Такой сбор по тревоге не радовал Новицкого. Он еще ближе сдвинул брови к переносице, сильнее сощурил глаза и гулко скомандовал:

— Проверить установки!

Приняв новые доклады от командиров орудий, дальномера, ПУАЗО, старший лейтенант посмотрел вокруг. Последние лучи спустившегося к горизонту солнца отливали на Широком русле Волги, золотили гребни холмов. А Каменные громады города, тянувшегося вдоль реки на многие десятки километров, окутывались серой дым-кой. Тихое темнеющее небо. Спокойно в вечернем воздухе. Чти последует за этой тишиной? Трудно было угадать. Ясно одно: «тревога» — значит опасность. И батарейцы наготове.

Облепили орудие, как пчелы улей, бойцы третьего расчета. На кресле наводчика восседал худощавый, остроносый боец Юрий Синица.

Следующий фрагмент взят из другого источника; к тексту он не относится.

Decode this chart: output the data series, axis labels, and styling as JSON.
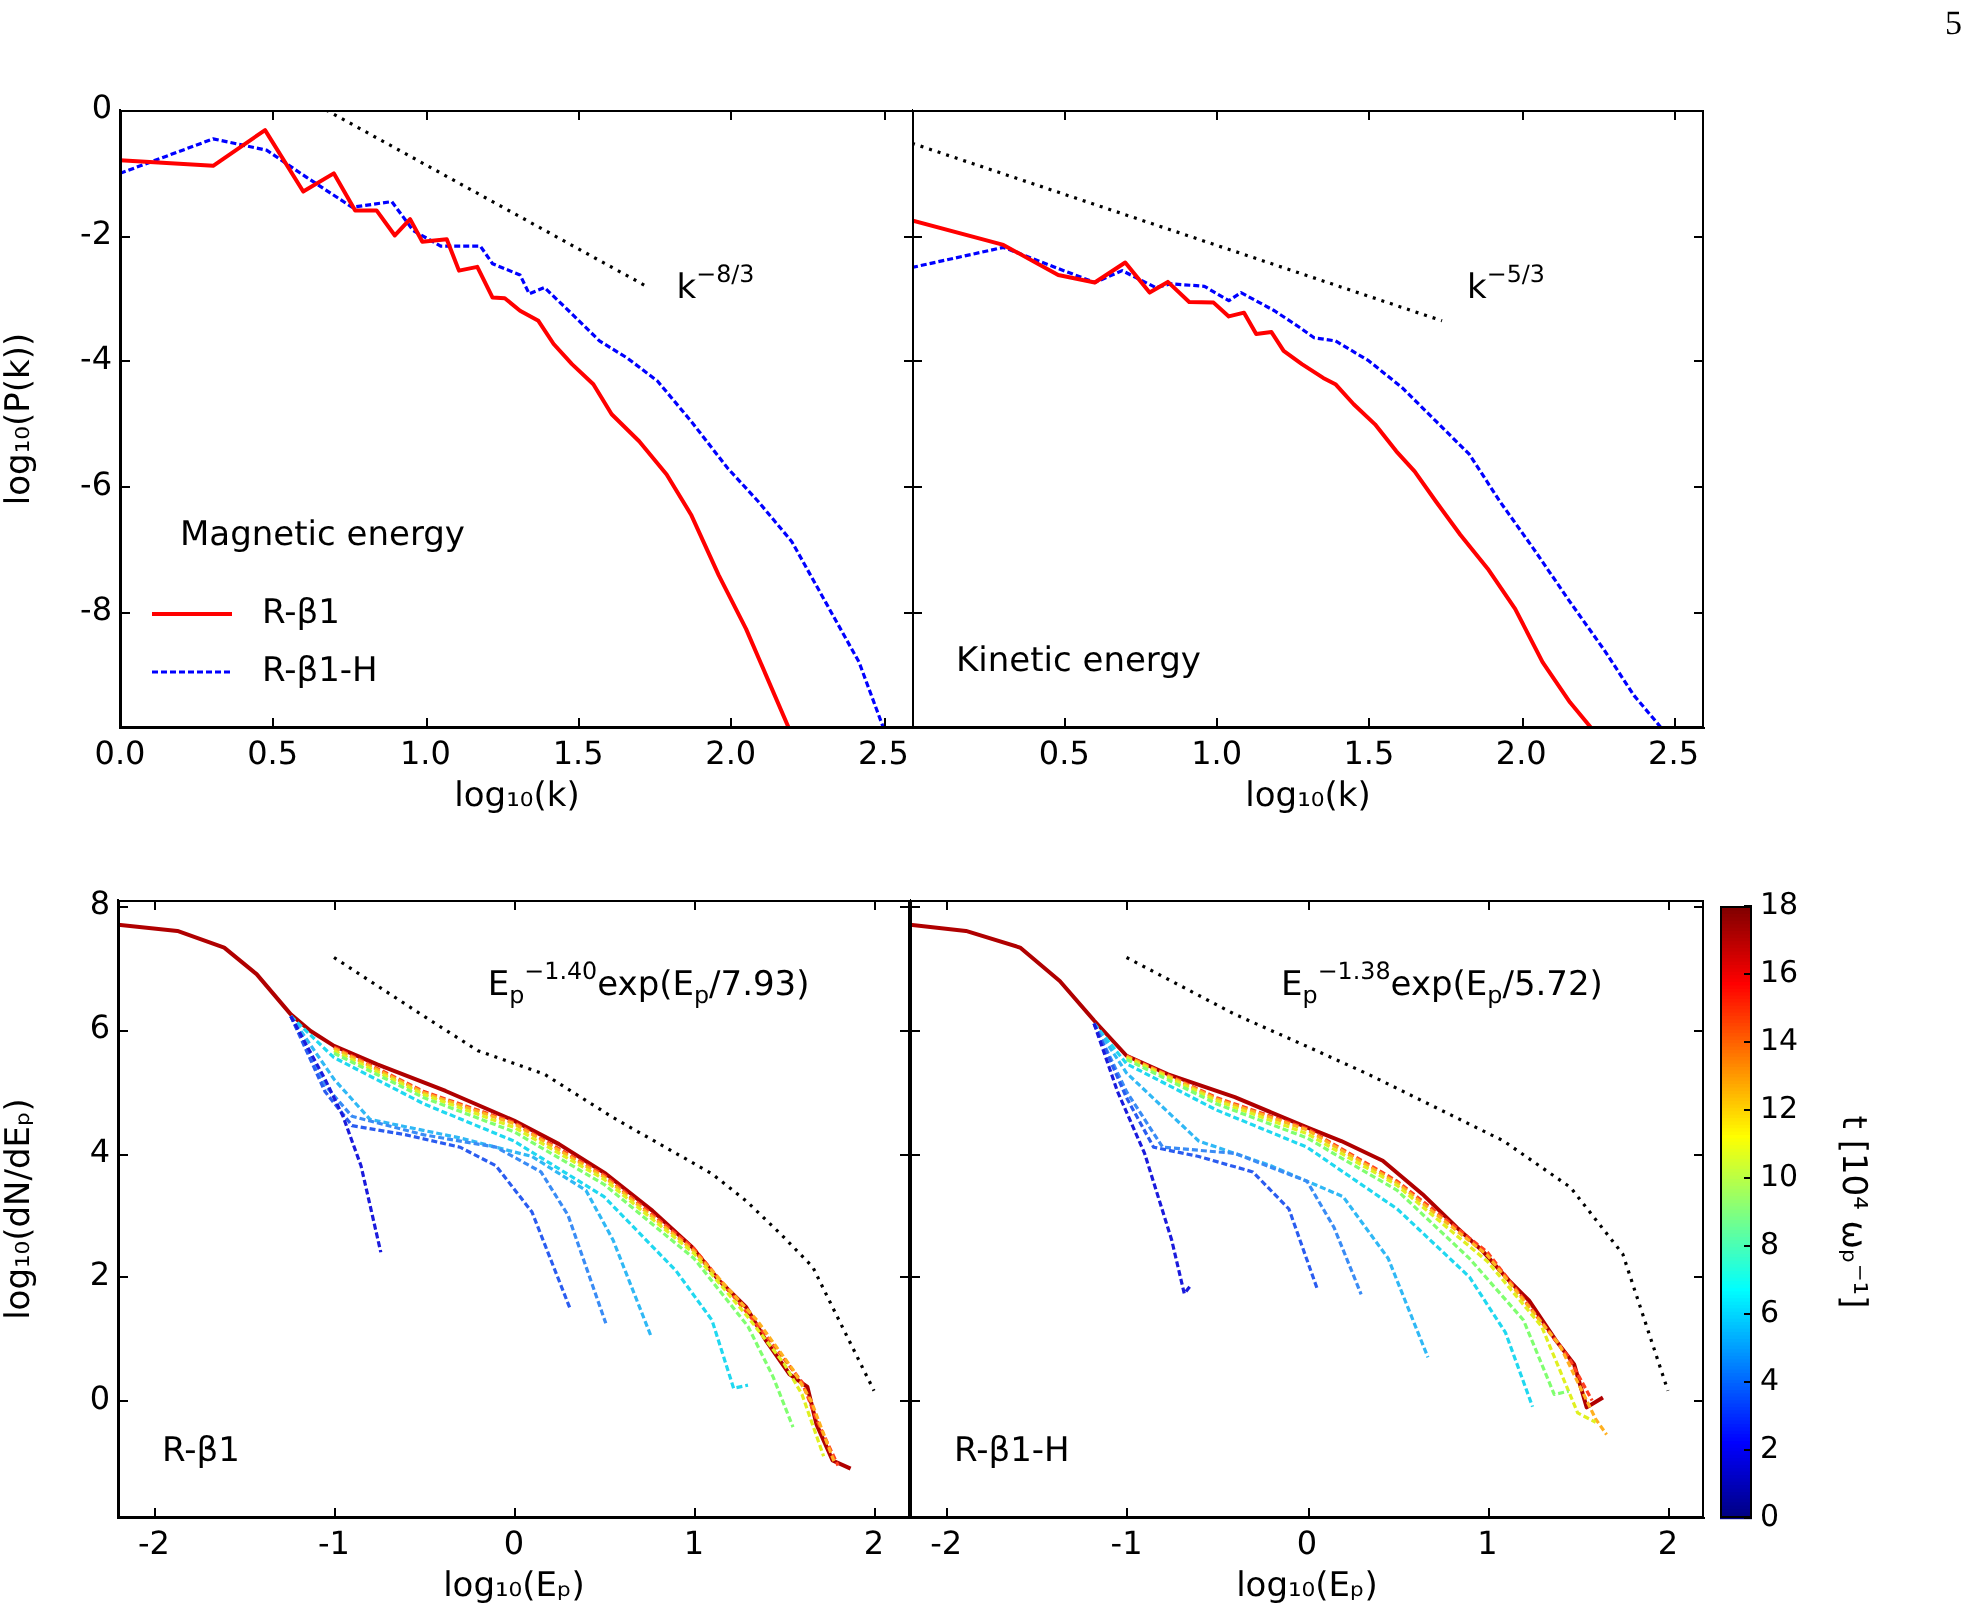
{
  "chart_data": [
    {
      "type": "line",
      "xlabel": "log₁₀(k)",
      "ylabel": "log₁₀(P(k))",
      "xlim": [
        0,
        2.6
      ],
      "ylim": [
        -9.85,
        0
      ],
      "xticks": [
        {
          "value": 0,
          "label": "0.0"
        },
        {
          "value": 0.5,
          "label": "0.5"
        },
        {
          "value": 1,
          "label": "1.0"
        },
        {
          "value": 1.5,
          "label": "1.5"
        },
        {
          "value": 2,
          "label": "2.0"
        },
        {
          "value": 2.5,
          "label": "2.5"
        }
      ],
      "yticks": [
        0,
        -2,
        -4,
        -6,
        -8
      ],
      "grid": false,
      "marker": "none",
      "legend": "bottom left",
      "legend_title": "Magnetic energy",
      "annotations": [
        "k$^{−8/3}$"
      ],
      "series": [
        {
          "name": "R-β1",
          "color": "#ff0000",
          "line_style": "solid",
          "x": [
            0,
            0.305,
            0.475,
            0.6,
            0.7,
            0.77,
            0.84,
            0.9,
            0.95,
            0.99,
            1.07,
            1.11,
            1.17,
            1.22,
            1.26,
            1.31,
            1.37,
            1.42,
            1.48,
            1.55,
            1.61,
            1.7,
            1.79,
            1.87,
            1.96,
            2.05,
            2.19
          ],
          "values": [
            -0.8,
            -0.89,
            -0.32,
            -1.3,
            -1.01,
            -1.6,
            -1.6,
            -2.0,
            -1.74,
            -2.1,
            -2.06,
            -2.56,
            -2.5,
            -2.99,
            -3.0,
            -3.2,
            -3.36,
            -3.73,
            -4.05,
            -4.37,
            -4.85,
            -5.28,
            -5.81,
            -6.45,
            -7.41,
            -8.27,
            -9.85
          ]
        },
        {
          "name": "R-β1-H",
          "color": "#0000ff",
          "line_style": "dashed",
          "x": [
            0,
            0.305,
            0.48,
            0.61,
            0.76,
            0.89,
            0.96,
            1.05,
            1.18,
            1.22,
            1.31,
            1.34,
            1.39,
            1.48,
            1.57,
            1.66,
            1.76,
            1.87,
            1.99,
            2.09,
            2.2,
            2.31,
            2.42,
            2.5
          ],
          "values": [
            -1.01,
            -0.46,
            -0.64,
            -1.07,
            -1.55,
            -1.46,
            -1.92,
            -2.17,
            -2.17,
            -2.45,
            -2.63,
            -2.93,
            -2.83,
            -3.25,
            -3.68,
            -3.95,
            -4.32,
            -4.96,
            -5.71,
            -6.24,
            -6.88,
            -7.84,
            -8.8,
            -9.85
          ]
        },
        {
          "color": "#000000",
          "line_style": "dotted",
          "x": [
            0.675,
            1.72
          ],
          "values": [
            0,
            -2.8
          ]
        }
      ]
    },
    {
      "type": "line",
      "xlabel": "log₁₀(k)",
      "xlim": [
        0,
        2.6
      ],
      "ylim": [
        -9.85,
        0
      ],
      "xticks": [
        {
          "value": 0.5,
          "label": "0.5"
        },
        {
          "value": 1,
          "label": "1.0"
        },
        {
          "value": 1.5,
          "label": "1.5"
        },
        {
          "value": 2,
          "label": "2.0"
        },
        {
          "value": 2.5,
          "label": "2.5"
        }
      ],
      "yticks": [
        0,
        -2,
        -4,
        -6,
        -8
      ],
      "tick_labels": "x",
      "grid": false,
      "marker": "none",
      "annotations": [
        "Kinetic energy",
        "k$^{−5/3}$",
        "5"
      ],
      "series": [
        {
          "color": "#ff0000",
          "line_style": "solid",
          "x": [
            0,
            0.3,
            0.48,
            0.6,
            0.7,
            0.78,
            0.84,
            0.91,
            0.99,
            1.04,
            1.09,
            1.13,
            1.18,
            1.22,
            1.28,
            1.35,
            1.39,
            1.45,
            1.52,
            1.59,
            1.65,
            1.72,
            1.8,
            1.89,
            1.98,
            2.07,
            2.16,
            2.23
          ],
          "values": [
            -1.76,
            -2.15,
            -2.63,
            -2.75,
            -2.43,
            -2.91,
            -2.74,
            -3.06,
            -3.07,
            -3.29,
            -3.23,
            -3.57,
            -3.54,
            -3.84,
            -4.05,
            -4.27,
            -4.37,
            -4.69,
            -5.01,
            -5.44,
            -5.76,
            -6.24,
            -6.77,
            -7.31,
            -7.95,
            -8.8,
            -9.44,
            -9.85
          ]
        },
        {
          "color": "#0000ff",
          "line_style": "dashed",
          "x": [
            0,
            0.3,
            0.6,
            0.69,
            0.8,
            0.85,
            0.96,
            1.04,
            1.08,
            1.19,
            1.28,
            1.32,
            1.39,
            1.5,
            1.61,
            1.72,
            1.83,
            1.93,
            2.04,
            2.16,
            2.27,
            2.37,
            2.46
          ],
          "values": [
            -2.51,
            -2.19,
            -2.75,
            -2.56,
            -2.83,
            -2.77,
            -2.81,
            -3.04,
            -2.91,
            -3.2,
            -3.49,
            -3.63,
            -3.68,
            -4.0,
            -4.43,
            -4.96,
            -5.49,
            -6.24,
            -6.99,
            -7.84,
            -8.59,
            -9.33,
            -9.85
          ]
        },
        {
          "color": "#000000",
          "line_style": "dotted",
          "x": [
            0,
            1.74
          ],
          "values": [
            -0.53,
            -3.36
          ]
        }
      ]
    },
    {
      "type": "line",
      "xlabel": "log₁₀(Eₚ)",
      "ylabel": "log₁₀(dN/dEₚ)",
      "xlim": [
        -2.2,
        2.2
      ],
      "ylim": [
        -1.9,
        8.1
      ],
      "xticks": [
        -2,
        -1,
        0,
        1,
        2
      ],
      "yticks": [
        0,
        2,
        4,
        6,
        8
      ],
      "grid": false,
      "marker": "none",
      "annotations": [
        "R-β1",
        "E$_{p}$$^{−1.40}$exp(E$_{p}$/7.93)"
      ],
      "series": [
        {
          "color": "#1a1adc",
          "line_style": "dashed",
          "x": [
            -1.24,
            -1.05,
            -0.95,
            -0.85,
            -0.74
          ],
          "values": [
            6.22,
            5.2,
            4.6,
            3.8,
            2.4
          ]
        },
        {
          "color": "#2a5cf0",
          "line_style": "dashed",
          "x": [
            -1.24,
            -1.05,
            -0.9,
            -0.6,
            -0.3,
            -0.1,
            0.1,
            0.31
          ],
          "values": [
            6.22,
            5.0,
            4.45,
            4.3,
            4.1,
            3.8,
            3.05,
            1.5
          ]
        },
        {
          "color": "#3a8cf5",
          "line_style": "dashed",
          "x": [
            -1.24,
            -1.05,
            -0.9,
            -0.5,
            -0.1,
            0.15,
            0.3,
            0.51
          ],
          "values": [
            6.22,
            5.1,
            4.6,
            4.3,
            4.1,
            3.7,
            3.0,
            1.25
          ]
        },
        {
          "color": "#30b8f5",
          "line_style": "dashed",
          "x": [
            -1.24,
            -1.0,
            -0.8,
            -0.3,
            0.1,
            0.4,
            0.55,
            0.76
          ],
          "values": [
            6.22,
            5.2,
            4.55,
            4.25,
            3.95,
            3.4,
            2.6,
            1.05
          ]
        },
        {
          "color": "#20d8f0",
          "line_style": "dashed",
          "x": [
            -1.24,
            -1.0,
            -0.5,
            0,
            0.5,
            0.9,
            1.1,
            1.22,
            1.3
          ],
          "values": [
            6.22,
            5.55,
            4.8,
            4.2,
            3.3,
            2.1,
            1.3,
            0.2,
            0.25
          ]
        },
        {
          "color": "#80ff70",
          "line_style": "dashed",
          "x": [
            -1.0,
            -0.5,
            0,
            0.5,
            1.0,
            1.3,
            1.44,
            1.55
          ],
          "values": [
            5.62,
            4.9,
            4.35,
            3.5,
            2.3,
            1.2,
            0.38,
            -0.43
          ]
        },
        {
          "color": "#e0f020",
          "line_style": "dashed",
          "x": [
            -1.0,
            -0.5,
            0,
            0.5,
            1.0,
            1.3,
            1.5,
            1.6,
            1.72
          ],
          "values": [
            5.66,
            4.95,
            4.42,
            3.58,
            2.38,
            1.35,
            0.6,
            0.1,
            -0.9
          ]
        },
        {
          "color": "#ffb020",
          "line_style": "dashed",
          "x": [
            -1.0,
            -0.5,
            0,
            0.5,
            1.0,
            1.35,
            1.55,
            1.65,
            1.78
          ],
          "values": [
            5.7,
            4.98,
            4.48,
            3.62,
            2.42,
            1.3,
            0.5,
            0.0,
            -1.0
          ]
        },
        {
          "color": "#ff4020",
          "line_style": "dashed",
          "x": [
            -1.0,
            -0.5,
            0,
            0.5,
            1.0,
            1.4,
            1.6,
            1.68,
            1.8
          ],
          "values": [
            5.72,
            5.0,
            4.5,
            3.65,
            2.46,
            1.05,
            0.3,
            -0.3,
            -1.05
          ]
        },
        {
          "color": "#b00000",
          "line_style": "solid",
          "x": [
            -2.2,
            -1.87,
            -1.61,
            -1.43,
            -1.24,
            -1.13,
            -1.0,
            -0.76,
            -0.38,
            0,
            0.25,
            0.51,
            0.77,
            0.99,
            1.14,
            1.29,
            1.4,
            1.53,
            1.63,
            1.68,
            1.77,
            1.87
          ],
          "values": [
            7.7,
            7.6,
            7.33,
            6.9,
            6.25,
            5.98,
            5.74,
            5.44,
            5.01,
            4.53,
            4.15,
            3.67,
            3.07,
            2.48,
            1.94,
            1.51,
            0.97,
            0.43,
            0.22,
            -0.38,
            -0.97,
            -1.1
          ]
        },
        {
          "color": "#000000",
          "line_style": "dotted",
          "x": [
            -1.0,
            -0.49,
            -0.2,
            0.17,
            0.55,
            1.1,
            1.29,
            1.48,
            1.66,
            1.77,
            2.0
          ],
          "values": [
            7.17,
            6.2,
            5.66,
            5.28,
            4.58,
            3.67,
            3.23,
            2.7,
            2.16,
            1.51,
            0.16
          ]
        }
      ]
    },
    {
      "type": "line",
      "xlabel": "log₁₀(Eₚ)",
      "xlim": [
        -2.2,
        2.2
      ],
      "ylim": [
        -1.9,
        8.1
      ],
      "xticks": [
        -2,
        -1,
        0,
        1,
        2
      ],
      "yticks": [
        0,
        2,
        4,
        6,
        8
      ],
      "tick_labels": "x",
      "grid": false,
      "marker": "none",
      "clabel": "t [10⁴ ωₚ⁻¹]",
      "clim": [
        0,
        18
      ],
      "cticks": [
        0,
        2,
        4,
        6,
        8,
        10,
        12,
        14,
        16,
        18
      ],
      "annotations": [
        "R-β1-H",
        "E$_{p}$$^{−1.38}$exp(E$_{p}$/5.72)"
      ],
      "series": [
        {
          "color": "#1a1adc",
          "line_style": "dashed",
          "x": [
            -1.18,
            -1.05,
            -0.9,
            -0.75,
            -0.68,
            -0.64
          ],
          "values": [
            6.1,
            5.0,
            4.0,
            2.6,
            1.73,
            1.88
          ]
        },
        {
          "color": "#2a5cf0",
          "line_style": "dashed",
          "x": [
            -1.18,
            -1.0,
            -0.85,
            -0.6,
            -0.3,
            -0.1,
            0.06
          ],
          "values": [
            6.1,
            4.9,
            4.1,
            3.95,
            3.7,
            3.1,
            1.78
          ]
        },
        {
          "color": "#3a8cf5",
          "line_style": "dashed",
          "x": [
            -1.18,
            -1.0,
            -0.8,
            -0.4,
            0,
            0.15,
            0.3
          ],
          "values": [
            6.1,
            5.0,
            4.1,
            4.0,
            3.55,
            2.8,
            1.72
          ]
        },
        {
          "color": "#30b8f5",
          "line_style": "dashed",
          "x": [
            -1.18,
            -1.0,
            -0.6,
            -0.2,
            0.2,
            0.45,
            0.67
          ],
          "values": [
            6.1,
            5.3,
            4.2,
            3.8,
            3.3,
            2.3,
            0.7
          ]
        },
        {
          "color": "#20d8f0",
          "line_style": "dashed",
          "x": [
            -1.18,
            -1.0,
            -0.5,
            0,
            0.5,
            0.9,
            1.1,
            1.25
          ],
          "values": [
            6.1,
            5.45,
            4.7,
            4.1,
            3.1,
            2.0,
            1.1,
            -0.1
          ]
        },
        {
          "color": "#80ff70",
          "line_style": "dashed",
          "x": [
            -1.0,
            -0.5,
            0,
            0.5,
            0.9,
            1.2,
            1.37,
            1.45
          ],
          "values": [
            5.52,
            4.8,
            4.25,
            3.4,
            2.3,
            1.3,
            0.1,
            0.15
          ]
        },
        {
          "color": "#e0f020",
          "line_style": "dashed",
          "x": [
            -1.0,
            -0.5,
            0,
            0.5,
            1.0,
            1.3,
            1.5,
            1.6
          ],
          "values": [
            5.55,
            4.85,
            4.32,
            3.48,
            2.25,
            1.2,
            -0.2,
            -0.35
          ]
        },
        {
          "color": "#ffb020",
          "line_style": "dashed",
          "x": [
            -1.0,
            -0.5,
            0,
            0.5,
            1.0,
            1.4,
            1.6,
            1.66
          ],
          "values": [
            5.57,
            4.88,
            4.38,
            3.52,
            2.35,
            0.9,
            -0.3,
            -0.55
          ]
        },
        {
          "color": "#ff4020",
          "line_style": "dashed",
          "x": [
            -1.0,
            -0.5,
            0,
            0.5,
            1.0,
            1.45,
            1.58
          ],
          "values": [
            5.58,
            4.9,
            4.4,
            3.55,
            2.4,
            0.7,
            0.0
          ]
        },
        {
          "color": "#b00000",
          "line_style": "solid",
          "x": [
            -2.2,
            -1.89,
            -1.59,
            -1.37,
            -1.18,
            -1.0,
            -0.77,
            -0.4,
            0,
            0.19,
            0.42,
            0.64,
            0.83,
            0.97,
            1.12,
            1.23,
            1.38,
            1.48,
            1.55,
            1.64
          ],
          "values": [
            7.7,
            7.6,
            7.33,
            6.79,
            6.15,
            5.58,
            5.28,
            4.91,
            4.42,
            4.2,
            3.88,
            3.34,
            2.8,
            2.43,
            1.94,
            1.62,
            0.97,
            0.59,
            -0.11,
            0.05
          ]
        },
        {
          "color": "#000000",
          "line_style": "dotted",
          "x": [
            -1.0,
            -0.4,
            -0.03,
            0.34,
            1.09,
            1.46,
            1.75,
            2.0
          ],
          "values": [
            7.17,
            6.25,
            5.77,
            5.28,
            4.2,
            3.45,
            2.37,
            0.16
          ]
        }
      ]
    }
  ]
}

У казенника, широко расставив ноги, стоял заряжающий Свирид Петухов. Высоты он двухметровой, плечи — богатырские. Руки узловаты, ладони словно лопаты. «Какой же это Петухов?» — с удивлением говорили батарейцы и в шутку прозвали его слоном, на что он ничуть не обижался.

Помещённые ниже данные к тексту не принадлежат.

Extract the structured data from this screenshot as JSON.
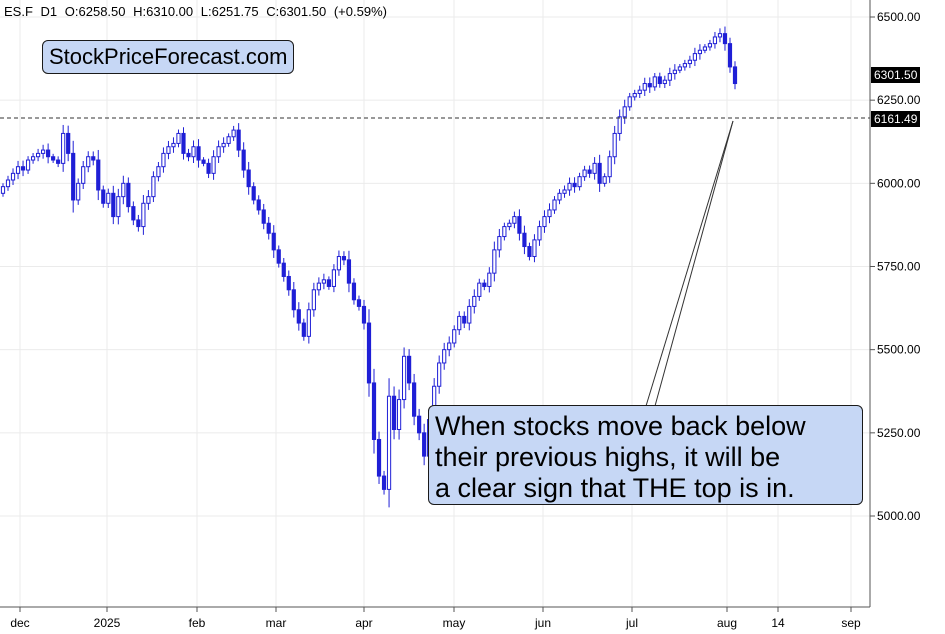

Рядом с заряжающим — установщики трубки, или, как обычно именовали их, трубочные. В расчете их два. Один — Абдул Трисбаев. По сравнению с Петуховым он казался маленьким, хотя ростом не был обижен. Тихий и скромный, он все время думал о том, как лучше, быстрее устанавливать трубку на снаряде во время ведения огня. Другие мысли одолевали напарника Трисбаева Степана Ласточкина, который нынче стоял съежившись, как мокрый воробей. Его огорчало опоздание на сбор по тревоге, но тут же он и оправдывал себя, считая, что вовсе не виноват, так как все произошло случайно.

Думая о чем-то своем, каждый боец пребывал в напряженном ожидании. Ведь в любую минуту могла прозвучать команда открыть огонь. Энергия, воля, ловкость, как у борца, выходящего на ковер, должны быть собраны воедино.